La voce le morì in gola. Era passato molto tempo dall’ultima volta che aveva sentito quella sensazione di panico e stavolta era sicura che l’avrebbe strangolata. Poi, riposando lo sguardo su Tyreese, riconobbe che aveva mal interpretato la sua reazione: non aveva intenzione di farle del male, stava solo tentando di trattenere il pianto. Non era arrabbiato, era devastato. E lei gli aveva mentito, di nuovo.

“Non ho avuto scelta. Avevano rinchiuso le madri per tenerle al sicuro e dovevano rimanere rintanate lì per due settimane. Avevano delle provviste. Se hanno seguito quel piano, ora dovrebbe essere al sicuro, ma se non l’hanno fatto, non lo so. C’erano vaganti ovunque, se fossi entrata mi avrebbero seguita e probabilmente tutte la madri sarebbero morte, io e Sophie comprese. Sapevo che se te l’avessi detto tu non te ne saresti andato.”

Tyreese le diede le spalle, prendendosi il volto tra le mani. Non voleva ascoltarla, ma doveva.

“Mi dispiace tanto, Tyreese. Credimi!”

“Lei dov’è?”

Col cuore in gola, Carol si voltò e cominciò a incamminarsi verso la Casa delle Madri. Tyreese si mise dietro di lei, in modo tale da non doverla guardare in faccia.

“Sapevo che non l’avresti lasciata qui...”

Non sapeva perché stava continuando a parlare, aveva già detto tutto ciò che serviva a giustificare il suo comportamento, ma le parole sembravano uscire da sole.

“...è per questo che ho mentito, perché tu sei una brava persona e semplicemente non potevi lasciarla qui, anche se era la scelta giusta, anche se era l’unica. Io non sono una brava persona, Tyreese, perciò sono riuscita a lasciarla qui.”

Lui non disse neanche una parola.

Arrivarono alla Casa delle Madri, che era ancora bloccata. Questo causò a Carol un automatico respiro di sollievo. Ogni volta che Rick li portava ad osservare Terminus da lontano, poteva solo constatare che l’edificio, guardando da quella distanza, era ancora integro, niente di più.

Tyreese sfondò la serratura della porta principale col suo martello e, quando si ritrovarono ad aprirne una seconda, un vagante si trascinò davanti a loro, ringhiando. Era una ragazzina, una madre. Lui non esitò a colpirle il cranio e il corpo cadde giù per una rampa di scale, accanto a un’altra fila di vaganti.
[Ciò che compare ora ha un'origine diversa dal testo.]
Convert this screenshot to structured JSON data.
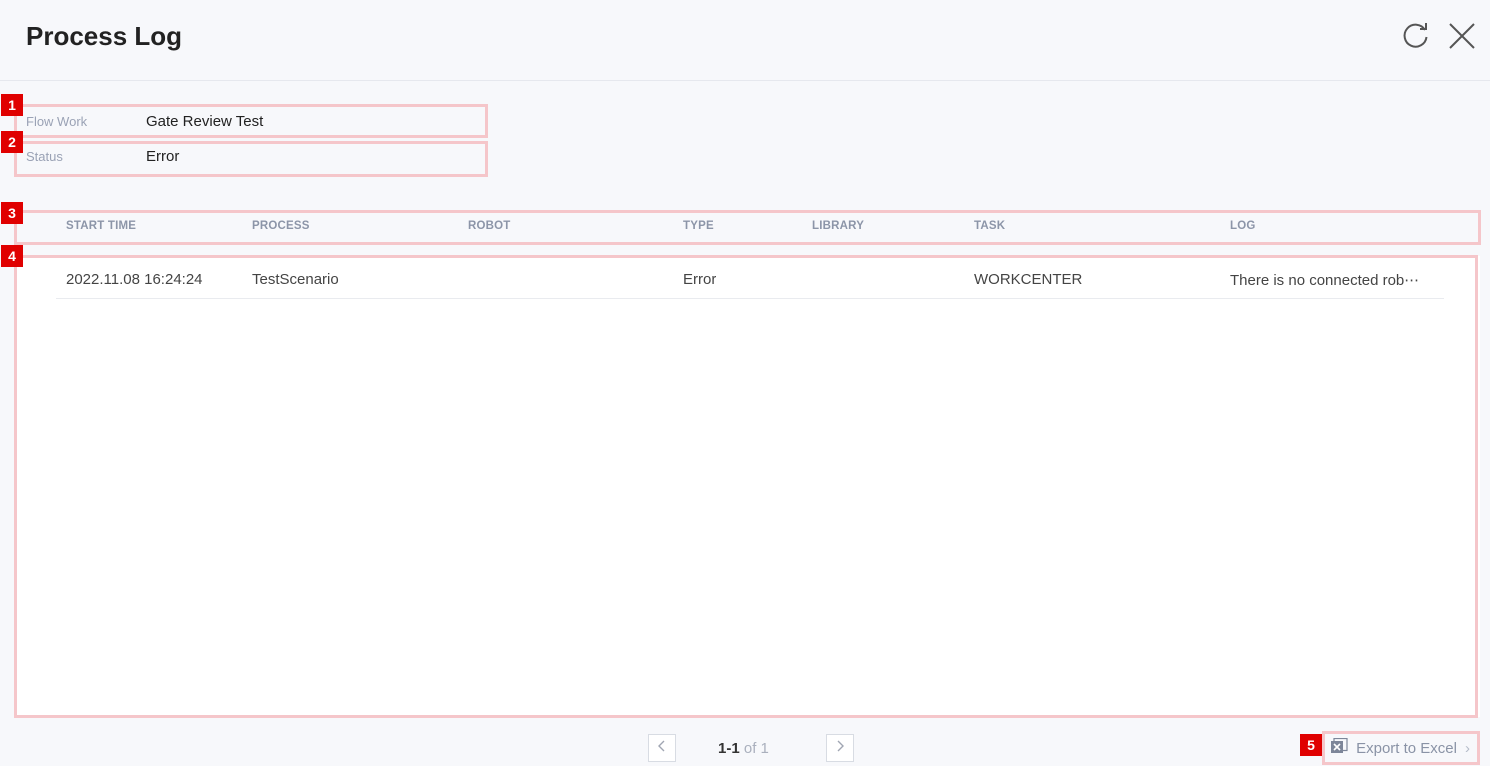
{
  "header": {
    "title": "Process Log",
    "refresh_icon": "refresh-icon",
    "close_icon": "close-icon"
  },
  "info": {
    "flow_work_label": "Flow Work",
    "flow_work_value": "Gate Review Test",
    "status_label": "Status",
    "status_value": "Error"
  },
  "columns": [
    "START TIME",
    "PROCESS",
    "ROBOT",
    "TYPE",
    "LIBRARY",
    "TASK",
    "LOG"
  ],
  "rows": [
    {
      "start_time": "2022.11.08 16:24:24",
      "process": "TestScenario",
      "robot": "",
      "type": "Error",
      "library": "",
      "task": "WORKCENTER",
      "log": "There is no connected rob⋯"
    }
  ],
  "pager": {
    "range": "1-1",
    "of_label": "of 1",
    "prev_icon": "chevron-left-icon",
    "next_icon": "chevron-right-icon"
  },
  "export": {
    "label": "Export to Excel",
    "icon": "excel-icon",
    "chevron": "›"
  },
  "annotations": [
    "1",
    "2",
    "3",
    "4",
    "5"
  ],
  "colors": {
    "marker": "#e00000",
    "callout_border": "#f5c6ca",
    "label": "#9aa2b5"
  }
}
Per qualche terribile minuto, Carol rimase immobile, lasciando che fosse Tyreese ad abbatterli uno ad uno. Li colpì con maestria, testa dopo testa, fin quando anche lei trovò la forza di unirsi a lui e, insieme, si aprirono la strada all’interno della Casa. Le tremavano le mani a tal punto che, se il manico del suo pugnale non fosse stato dotato del tirapugni, non sarebbe stata in grado di mantener salda la presa intorno ad esso.

Abbatterono tutti i vaganti presenti e quando Carol non ne vide altri arrivare, cadde sulle sue stesse ginocchia e cominciò a piangere in silenzio. Tyreese vagava per lo spazio circostante, chiaramente sconvolto e nauseato, ma con gli occhi pieni di speranza.

“Non era tra loro.”

Non significava nulla, mancavano anche tutti i bambini. Forse erano stati divorati dai vaganti per intero.

“Carol, ascoltami.”

Le mise una mano sulla spalla. Ora era lei a nascondersi il viso tra le mani, era lei a non volerlo guardare in faccia. Sollevandola con entrambe le braccia, la fece alzare in piedi, la fece voltare e la strinse in un abbraccio.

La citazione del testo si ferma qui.